To access the members portal you had to authenticate. Indeed, this was the inciting motivation for the portal. When someone clicked "Join the Discord", we stored their Discord username alongside their badge number. This is needed for safety reasons: when disciplinary actions is taken against someone in person, we also need to be able to identify who they are in the Discord and apply similar actions there, and vice-versa. The easiest way to pull this off is to make them authenticate as a member of the convention first, grab their Discord username when the log into Discord through OAuth, and tie the two together.

But there are other small ways that being authenticated is useful. Google Forms, which were used for voting, has the ability to generate links that pre-fills fields. This was used as a template to automatically fill in members badge number and/or name when they clicked the voting link.

Programme participants had a link to the programs participant guides show up on their members portal, but non participants didn't have it clutter up their list of links. Discord mods could see the mapping of Discord usernames to badge numbers.

Little touches like this remove friction and make the experience feel more unified.

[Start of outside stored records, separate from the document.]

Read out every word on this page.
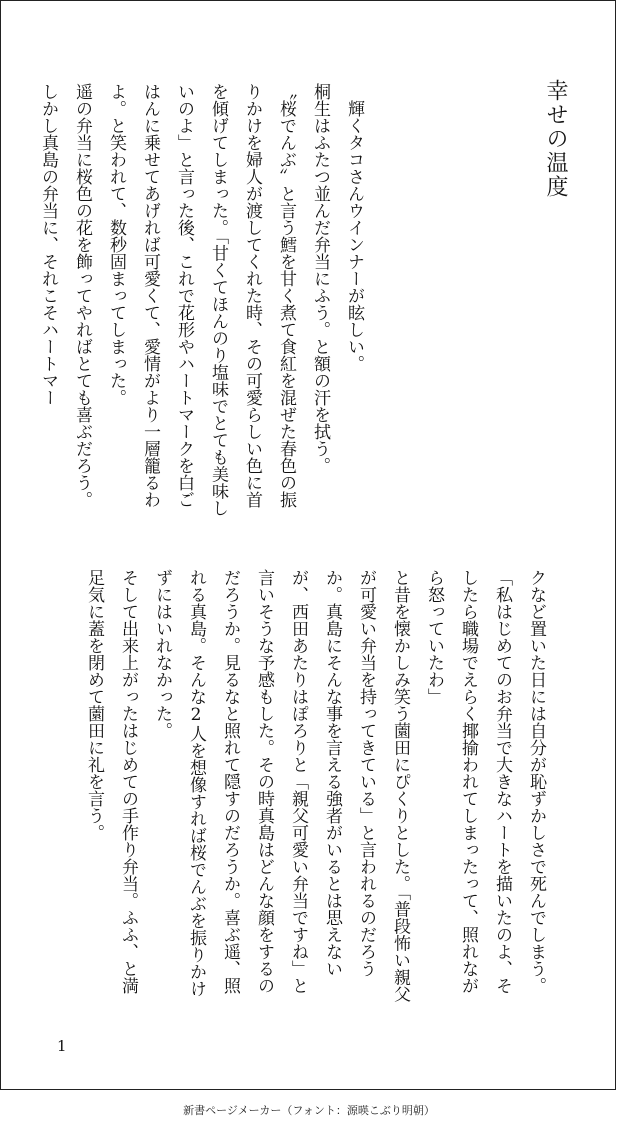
幸せの温度
　輝くタコさんウインナーが眩しい。
桐生はふたつ並んだ弁当にふう。と額の汗を拭う。
〝桜でんぶ〟と言う鱈を甘く煮て食紅を混ぜた春色の振りかけを婦人が渡してくれた時、その可愛らしい色に首を傾げてしまった。「甘くてほんのり塩味でとても美味しいのよ」と言った後、これで花形やハートマークを白ごはんに乗せてあげれば可愛くて、愛情がより一層籠るわよ。と笑われて、数秒固まってしまった。
遥の弁当に桜色の花を飾ってやればとても喜ぶだろう。しかし真島の弁当に、それこそハートマー
クなど置いた日には自分が恥ずかしさで死んでしまう。
「私はじめてのお弁当で大きなハートを描いたのよ、そしたら職場でえらく揶揄われてしまったって、照れながら怒っていたわ」
と昔を懐かしみ笑う薗田にぴくりとした。「普段怖い親父が可愛い弁当を持ってきている」と言われるのだろうか。真島にそんな事を言える強者がいるとは思えないが、西田あたりはぽろりと「親父可愛い弁当ですね」と言いそうな予感もした。その時真島はどんな顔をするのだろうか。見るなと照れて隠すのだろうか。喜ぶ遥、照れる真島。そんな2人を想像すれば桜でんぶを振りかけずにはいれなかった。
そして出来上がったはじめての手作り弁当。ふふ、と満足気に蓋を閉めて薗田に礼を言う。
1
新書ページメーカー（フォント：源暎こぶり明朝）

An at-con focussed authentication mechanism

Straddling the two points above is how members authenticated. I settled on using magic links that are emailed to them and, when clicked, log them in.

Authentication is a hard problem. People are bad at creating good passwords, databases get leaked, passwords get cracked. Some developers have tried to side-step this by using magic links instead. Despite using them for this project, I actually think they are, for the general case, a bad solution. Emails can take a long time to arrive, people don't always have email available on the device they want to log in with (indeed, we had at least one case of this for Levitation), and a bunch of other more technical issues. I still believe that, for now, the best solution is passwords and to encourage everyone to use a password manager.

But for a weekend long convention where we open the portal about a week before it starts, and they rarely need to log in after, we can actually mitigate some of the problems with magic links.

Firstly, we generated a link for every member and sent it to them in the email where we announced the members portal was opening. Secondly, the login session is valid for two weeks. This means that for a large chunk of the membership they're going to read the email on their phone, click the link to check it out, say “that's neat”, close it, and then when they're at the con they open it again and are still logged in through the whole of the convention. They've never seen a login screen or had to think about a password.

Going forward

The idea of having a space that is focussed on the at-con experience has proven itself valuable. Even if it doesn't have fancy bells and whistles, just a page with navigation designed around the at-con experience that links to pages on the regular website would still be a valuable addition to the Eastercon staple.

The members portal came out of a specific technical requirement for the Discord. Because I was on committee I was both able to identify the potential the idea had, and had the free reign to make it happen. Similarly, as soon as I knew we were going to be using PlanZ, and knowing the troubles we had using it the previous year, I could set to work rewriting it to at least be functional on mobile. Tools like PlanZ, Planorama, ConReg, and ConClár are incredibly valuable assets to the community. But they are far from finished, especially with the recent addition of online and hybrid. And there is scope for new tools too. How great would it be to have a job-listings page with filters for time commitment and prior experience needed?

We have, unsrprisingly, a lot of software engineering talent in the community. I would love to see us start advertising for software teams, perhaps even headed by a committee level position. We need to make sure we can continue to grow and adapt these tools to meet our changing needs without overworking and burning out the people who have already contributed so much.